Mais les rafles de 1942 provoquent la réprobation de la population que relaient, notamment en zone occupée, quelques représentants de l’épiscopat. Certains, comme Monseigneur Rémond à Nice, passent à l’action en faveur des persécutés. Toutefois, au niveau de la France, ces évêques et archevêques sont loin de représenter une majorité. Les élans de soutien envers les Juifs, bien réels, relèvent d’initiatives personnelles.

Les interventions publiques de monseigneur Saliège, archevêque de Toulouse et de Mgr Théas, évêque de Montauban ont un écho considérable malgré la censure qui les frappe. Leurs textes sont publiés dans la presse clandestine et des extraits sont lus sur les ondes de « Radio Londres ».

Dans une lettre adressée au grand rabbin de France, le 26 mars 1941, Marc Boegner, président du Conseil national de l’Église réformée de France, exprime sa solidarité envers les Juifs : « Notre Église, qui connut jadis toutes les souffrances de la persécution, ressent une ardente sympathie pour vos communautés dont en certains endroits la liberté du culte est déjà compromise et dont les fidèles viennent d’être si brusquement jetés dans le malheur 33. »
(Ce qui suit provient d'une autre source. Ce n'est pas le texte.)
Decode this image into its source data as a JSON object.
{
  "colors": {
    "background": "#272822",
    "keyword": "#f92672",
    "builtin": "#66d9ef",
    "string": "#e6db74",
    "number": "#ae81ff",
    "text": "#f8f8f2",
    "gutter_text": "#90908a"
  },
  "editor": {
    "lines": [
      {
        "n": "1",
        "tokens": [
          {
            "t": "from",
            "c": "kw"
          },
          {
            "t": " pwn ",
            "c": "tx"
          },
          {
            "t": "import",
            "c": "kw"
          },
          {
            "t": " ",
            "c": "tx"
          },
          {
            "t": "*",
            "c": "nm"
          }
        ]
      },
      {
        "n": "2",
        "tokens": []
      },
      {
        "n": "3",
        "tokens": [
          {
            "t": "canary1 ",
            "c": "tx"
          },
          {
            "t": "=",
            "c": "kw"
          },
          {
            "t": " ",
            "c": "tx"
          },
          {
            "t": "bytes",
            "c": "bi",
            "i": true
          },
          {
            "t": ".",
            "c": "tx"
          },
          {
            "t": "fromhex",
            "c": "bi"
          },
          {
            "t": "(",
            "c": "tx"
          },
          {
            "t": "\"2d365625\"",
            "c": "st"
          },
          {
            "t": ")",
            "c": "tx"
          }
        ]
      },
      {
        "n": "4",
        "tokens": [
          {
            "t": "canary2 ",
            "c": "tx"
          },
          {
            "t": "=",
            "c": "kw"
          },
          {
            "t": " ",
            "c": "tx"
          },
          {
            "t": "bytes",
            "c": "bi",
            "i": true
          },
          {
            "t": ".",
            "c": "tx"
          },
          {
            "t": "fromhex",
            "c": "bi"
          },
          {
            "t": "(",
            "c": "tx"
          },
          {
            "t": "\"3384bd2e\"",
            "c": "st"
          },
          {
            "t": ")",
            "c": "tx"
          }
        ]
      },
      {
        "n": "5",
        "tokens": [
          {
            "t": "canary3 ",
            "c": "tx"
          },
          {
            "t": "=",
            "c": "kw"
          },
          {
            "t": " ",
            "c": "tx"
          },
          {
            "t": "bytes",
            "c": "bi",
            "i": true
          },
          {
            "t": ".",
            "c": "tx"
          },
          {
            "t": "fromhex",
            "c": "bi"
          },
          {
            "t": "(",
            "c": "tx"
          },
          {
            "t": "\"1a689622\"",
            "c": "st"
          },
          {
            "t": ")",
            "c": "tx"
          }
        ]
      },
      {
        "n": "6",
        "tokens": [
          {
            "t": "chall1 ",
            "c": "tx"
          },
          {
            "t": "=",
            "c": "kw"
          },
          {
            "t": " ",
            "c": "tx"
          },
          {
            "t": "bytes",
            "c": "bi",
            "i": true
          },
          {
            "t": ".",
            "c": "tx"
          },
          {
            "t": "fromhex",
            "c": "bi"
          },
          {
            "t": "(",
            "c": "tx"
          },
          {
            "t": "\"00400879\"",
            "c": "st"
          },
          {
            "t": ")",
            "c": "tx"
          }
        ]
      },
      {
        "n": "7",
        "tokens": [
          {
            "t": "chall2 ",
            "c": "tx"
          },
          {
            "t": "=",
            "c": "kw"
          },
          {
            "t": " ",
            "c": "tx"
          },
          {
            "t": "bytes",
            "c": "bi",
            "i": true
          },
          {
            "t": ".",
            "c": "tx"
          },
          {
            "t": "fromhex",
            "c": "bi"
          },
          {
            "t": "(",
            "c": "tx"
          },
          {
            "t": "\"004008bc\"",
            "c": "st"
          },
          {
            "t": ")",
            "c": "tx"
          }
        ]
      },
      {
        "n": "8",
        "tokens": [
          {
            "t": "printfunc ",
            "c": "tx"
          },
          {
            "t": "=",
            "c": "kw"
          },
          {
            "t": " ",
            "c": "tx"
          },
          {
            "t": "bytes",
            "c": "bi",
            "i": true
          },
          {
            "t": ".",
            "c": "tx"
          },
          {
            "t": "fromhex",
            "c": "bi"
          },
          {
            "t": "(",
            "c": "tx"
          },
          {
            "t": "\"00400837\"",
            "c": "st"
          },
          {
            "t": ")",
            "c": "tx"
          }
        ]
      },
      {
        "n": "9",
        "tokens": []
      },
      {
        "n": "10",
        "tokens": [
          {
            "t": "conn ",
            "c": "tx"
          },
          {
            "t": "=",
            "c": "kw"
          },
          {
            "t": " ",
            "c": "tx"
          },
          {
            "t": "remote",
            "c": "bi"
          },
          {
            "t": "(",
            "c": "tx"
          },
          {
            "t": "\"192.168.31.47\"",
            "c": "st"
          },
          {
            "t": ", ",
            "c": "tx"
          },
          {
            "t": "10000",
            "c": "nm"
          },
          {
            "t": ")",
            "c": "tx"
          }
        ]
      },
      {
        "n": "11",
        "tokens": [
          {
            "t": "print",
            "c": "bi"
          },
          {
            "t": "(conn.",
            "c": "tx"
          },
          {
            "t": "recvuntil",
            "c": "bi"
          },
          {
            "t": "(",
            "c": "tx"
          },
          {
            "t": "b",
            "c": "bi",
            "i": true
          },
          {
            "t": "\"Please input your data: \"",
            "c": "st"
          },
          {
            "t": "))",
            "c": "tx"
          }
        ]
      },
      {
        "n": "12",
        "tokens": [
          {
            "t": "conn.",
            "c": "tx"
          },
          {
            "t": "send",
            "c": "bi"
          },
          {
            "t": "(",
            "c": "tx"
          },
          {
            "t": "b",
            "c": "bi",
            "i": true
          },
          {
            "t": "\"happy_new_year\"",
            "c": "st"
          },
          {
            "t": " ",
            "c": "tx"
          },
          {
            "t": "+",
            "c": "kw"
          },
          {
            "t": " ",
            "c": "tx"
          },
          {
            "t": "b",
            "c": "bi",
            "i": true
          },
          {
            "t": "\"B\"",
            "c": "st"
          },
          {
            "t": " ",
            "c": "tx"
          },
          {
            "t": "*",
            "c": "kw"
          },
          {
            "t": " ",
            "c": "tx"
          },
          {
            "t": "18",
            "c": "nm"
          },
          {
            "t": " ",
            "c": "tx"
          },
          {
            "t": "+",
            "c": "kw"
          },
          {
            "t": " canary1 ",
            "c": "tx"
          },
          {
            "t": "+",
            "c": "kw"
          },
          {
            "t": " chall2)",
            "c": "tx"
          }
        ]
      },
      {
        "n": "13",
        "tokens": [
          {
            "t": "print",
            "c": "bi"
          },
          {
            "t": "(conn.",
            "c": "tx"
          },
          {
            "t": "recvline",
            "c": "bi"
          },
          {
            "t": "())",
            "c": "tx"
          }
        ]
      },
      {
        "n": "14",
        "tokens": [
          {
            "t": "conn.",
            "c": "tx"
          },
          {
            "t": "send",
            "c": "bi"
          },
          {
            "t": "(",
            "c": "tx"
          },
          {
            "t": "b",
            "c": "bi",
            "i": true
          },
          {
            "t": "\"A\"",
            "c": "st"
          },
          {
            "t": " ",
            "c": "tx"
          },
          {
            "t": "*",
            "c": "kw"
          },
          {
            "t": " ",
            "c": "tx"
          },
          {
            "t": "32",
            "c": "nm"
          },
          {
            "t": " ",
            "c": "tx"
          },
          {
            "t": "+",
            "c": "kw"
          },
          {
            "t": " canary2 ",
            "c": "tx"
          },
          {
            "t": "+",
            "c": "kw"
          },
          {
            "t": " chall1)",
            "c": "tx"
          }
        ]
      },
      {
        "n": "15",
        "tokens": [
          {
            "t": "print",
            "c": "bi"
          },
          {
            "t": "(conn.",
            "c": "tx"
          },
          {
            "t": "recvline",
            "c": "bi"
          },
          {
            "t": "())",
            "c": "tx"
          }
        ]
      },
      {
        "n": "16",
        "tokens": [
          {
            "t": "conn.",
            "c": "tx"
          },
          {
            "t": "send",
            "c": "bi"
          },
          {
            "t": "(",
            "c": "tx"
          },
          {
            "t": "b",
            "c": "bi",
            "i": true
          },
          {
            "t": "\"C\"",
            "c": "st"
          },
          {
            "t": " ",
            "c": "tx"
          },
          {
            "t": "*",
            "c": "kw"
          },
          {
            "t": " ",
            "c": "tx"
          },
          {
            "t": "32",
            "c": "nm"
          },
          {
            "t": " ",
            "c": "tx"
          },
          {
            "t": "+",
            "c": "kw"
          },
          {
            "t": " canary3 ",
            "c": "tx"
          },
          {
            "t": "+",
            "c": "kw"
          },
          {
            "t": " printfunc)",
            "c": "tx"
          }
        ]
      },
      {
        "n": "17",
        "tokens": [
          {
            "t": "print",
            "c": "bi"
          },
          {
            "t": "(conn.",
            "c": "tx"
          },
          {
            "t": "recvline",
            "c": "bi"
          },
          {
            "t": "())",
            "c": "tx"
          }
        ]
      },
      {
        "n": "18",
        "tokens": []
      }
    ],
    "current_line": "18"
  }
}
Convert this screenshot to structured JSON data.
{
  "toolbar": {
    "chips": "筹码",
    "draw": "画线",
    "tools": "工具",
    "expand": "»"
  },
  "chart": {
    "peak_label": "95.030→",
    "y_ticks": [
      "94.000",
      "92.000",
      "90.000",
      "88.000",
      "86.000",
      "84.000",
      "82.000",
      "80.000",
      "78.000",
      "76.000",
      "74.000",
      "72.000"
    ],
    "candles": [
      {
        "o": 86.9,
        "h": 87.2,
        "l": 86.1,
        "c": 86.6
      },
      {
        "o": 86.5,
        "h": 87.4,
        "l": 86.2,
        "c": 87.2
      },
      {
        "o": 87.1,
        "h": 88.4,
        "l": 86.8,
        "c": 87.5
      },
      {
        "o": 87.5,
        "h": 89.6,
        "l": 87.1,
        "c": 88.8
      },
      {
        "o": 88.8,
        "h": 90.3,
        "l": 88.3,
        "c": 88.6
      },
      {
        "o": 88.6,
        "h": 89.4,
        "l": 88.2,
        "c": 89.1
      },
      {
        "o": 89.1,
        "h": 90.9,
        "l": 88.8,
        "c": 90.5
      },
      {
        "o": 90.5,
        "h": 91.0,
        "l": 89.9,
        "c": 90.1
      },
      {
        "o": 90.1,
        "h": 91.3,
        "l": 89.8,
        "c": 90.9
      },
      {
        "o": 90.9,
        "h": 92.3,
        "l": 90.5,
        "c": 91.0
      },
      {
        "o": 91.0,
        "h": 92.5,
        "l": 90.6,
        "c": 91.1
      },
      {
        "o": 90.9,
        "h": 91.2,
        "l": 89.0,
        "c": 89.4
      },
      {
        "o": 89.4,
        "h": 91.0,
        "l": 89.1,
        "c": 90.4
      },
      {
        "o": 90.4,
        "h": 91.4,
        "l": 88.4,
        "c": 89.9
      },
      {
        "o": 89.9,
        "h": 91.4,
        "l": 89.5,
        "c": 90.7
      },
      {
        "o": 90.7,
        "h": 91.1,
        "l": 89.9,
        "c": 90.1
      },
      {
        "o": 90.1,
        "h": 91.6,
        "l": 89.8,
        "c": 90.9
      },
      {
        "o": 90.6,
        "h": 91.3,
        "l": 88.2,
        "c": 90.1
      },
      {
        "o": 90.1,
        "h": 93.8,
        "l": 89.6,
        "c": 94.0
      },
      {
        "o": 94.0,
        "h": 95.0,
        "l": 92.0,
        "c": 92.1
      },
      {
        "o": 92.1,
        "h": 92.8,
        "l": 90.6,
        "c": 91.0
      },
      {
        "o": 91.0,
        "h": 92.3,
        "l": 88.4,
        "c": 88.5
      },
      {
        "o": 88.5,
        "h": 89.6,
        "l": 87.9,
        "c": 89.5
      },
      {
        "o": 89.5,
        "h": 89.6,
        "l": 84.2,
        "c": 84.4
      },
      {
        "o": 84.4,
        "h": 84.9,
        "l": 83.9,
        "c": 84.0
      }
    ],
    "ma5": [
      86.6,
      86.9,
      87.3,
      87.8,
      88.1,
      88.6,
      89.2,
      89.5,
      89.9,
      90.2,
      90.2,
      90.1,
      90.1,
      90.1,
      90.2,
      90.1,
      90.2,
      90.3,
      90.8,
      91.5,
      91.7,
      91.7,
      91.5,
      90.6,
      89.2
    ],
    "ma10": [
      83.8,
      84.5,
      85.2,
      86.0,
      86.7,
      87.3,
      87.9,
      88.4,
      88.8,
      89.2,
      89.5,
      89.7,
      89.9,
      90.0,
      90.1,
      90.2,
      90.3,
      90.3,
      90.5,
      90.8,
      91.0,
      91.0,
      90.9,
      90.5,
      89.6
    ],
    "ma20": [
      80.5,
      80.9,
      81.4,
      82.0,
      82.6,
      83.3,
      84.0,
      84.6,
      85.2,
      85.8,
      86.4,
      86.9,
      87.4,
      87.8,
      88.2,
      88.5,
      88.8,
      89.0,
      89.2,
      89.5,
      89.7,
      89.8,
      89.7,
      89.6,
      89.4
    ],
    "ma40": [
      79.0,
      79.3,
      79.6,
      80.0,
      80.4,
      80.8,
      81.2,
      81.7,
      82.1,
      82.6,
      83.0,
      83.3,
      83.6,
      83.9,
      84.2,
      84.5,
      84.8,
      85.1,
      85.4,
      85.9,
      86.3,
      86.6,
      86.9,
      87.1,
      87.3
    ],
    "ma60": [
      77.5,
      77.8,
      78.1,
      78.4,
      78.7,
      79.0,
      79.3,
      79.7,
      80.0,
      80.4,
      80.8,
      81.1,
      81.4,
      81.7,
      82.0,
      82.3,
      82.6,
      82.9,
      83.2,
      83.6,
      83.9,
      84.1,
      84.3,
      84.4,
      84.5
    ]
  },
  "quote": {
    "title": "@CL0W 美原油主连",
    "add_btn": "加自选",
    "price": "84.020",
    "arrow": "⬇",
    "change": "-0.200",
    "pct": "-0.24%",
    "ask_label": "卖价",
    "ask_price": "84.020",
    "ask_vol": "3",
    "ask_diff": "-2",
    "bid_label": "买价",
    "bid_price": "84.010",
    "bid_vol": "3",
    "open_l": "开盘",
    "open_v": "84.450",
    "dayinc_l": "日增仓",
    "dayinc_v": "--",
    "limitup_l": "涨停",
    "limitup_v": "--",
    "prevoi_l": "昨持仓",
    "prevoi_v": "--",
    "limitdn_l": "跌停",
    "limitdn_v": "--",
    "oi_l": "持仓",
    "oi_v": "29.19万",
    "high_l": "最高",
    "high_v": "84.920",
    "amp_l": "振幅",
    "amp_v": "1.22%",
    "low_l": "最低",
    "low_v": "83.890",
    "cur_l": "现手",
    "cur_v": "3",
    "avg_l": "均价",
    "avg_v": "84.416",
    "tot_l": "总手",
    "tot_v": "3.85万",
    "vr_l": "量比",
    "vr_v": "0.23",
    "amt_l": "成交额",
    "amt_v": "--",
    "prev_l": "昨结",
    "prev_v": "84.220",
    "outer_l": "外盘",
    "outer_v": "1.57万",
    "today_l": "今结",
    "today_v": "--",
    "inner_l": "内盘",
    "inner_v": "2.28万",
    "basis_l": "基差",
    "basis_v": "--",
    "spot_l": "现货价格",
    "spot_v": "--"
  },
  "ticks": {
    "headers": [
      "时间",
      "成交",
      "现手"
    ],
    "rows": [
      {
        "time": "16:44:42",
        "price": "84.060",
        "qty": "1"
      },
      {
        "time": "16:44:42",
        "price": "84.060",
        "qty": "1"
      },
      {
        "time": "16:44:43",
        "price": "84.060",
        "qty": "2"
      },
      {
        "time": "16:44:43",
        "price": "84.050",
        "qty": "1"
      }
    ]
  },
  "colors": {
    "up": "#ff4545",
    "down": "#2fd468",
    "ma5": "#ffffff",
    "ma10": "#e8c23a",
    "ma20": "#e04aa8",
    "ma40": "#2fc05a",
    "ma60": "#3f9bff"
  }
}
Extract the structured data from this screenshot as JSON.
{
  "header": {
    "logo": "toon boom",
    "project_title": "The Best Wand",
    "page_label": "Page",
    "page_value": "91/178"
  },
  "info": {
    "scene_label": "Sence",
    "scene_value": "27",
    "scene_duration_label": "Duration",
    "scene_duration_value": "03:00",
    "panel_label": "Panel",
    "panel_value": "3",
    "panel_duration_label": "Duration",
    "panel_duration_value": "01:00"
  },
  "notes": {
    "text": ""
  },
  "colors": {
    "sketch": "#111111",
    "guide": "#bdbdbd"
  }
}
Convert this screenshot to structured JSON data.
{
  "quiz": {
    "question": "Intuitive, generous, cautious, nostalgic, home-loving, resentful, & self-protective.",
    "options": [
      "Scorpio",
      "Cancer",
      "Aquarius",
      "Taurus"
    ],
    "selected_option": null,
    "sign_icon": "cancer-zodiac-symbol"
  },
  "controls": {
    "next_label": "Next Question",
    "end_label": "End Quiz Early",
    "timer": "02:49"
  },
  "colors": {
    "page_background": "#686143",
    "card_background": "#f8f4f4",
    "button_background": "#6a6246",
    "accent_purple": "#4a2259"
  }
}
La Lettre de Mgr Saliège, lue le 30 août 1942, s’avère explicite sur les déportations : « Que des enfants, que des femmes, des pères et des mères soient traités comme un vil troupeau, que des membres d’une même famille soient séparés les uns des autres et embarqués pour une destination inconnue, il était réservé à notre temps de voir ce triste spectacle… Les Juifs sont des hommes, les Juives sont des femmes. Les étrangers sont des hommes, les étrangères sont des femmes. Ils sont nos frères comme tant d’autres. Un chrétien ne peut l’oublier. »

Mais si le scandale est dénoncé avec courage, c’est bien de persécution qu’il s’agit, de protestation face aux déportations, mais non de dénonciation de l’extermination. Au fond, rien ne prouve que ces chrétiens savaient.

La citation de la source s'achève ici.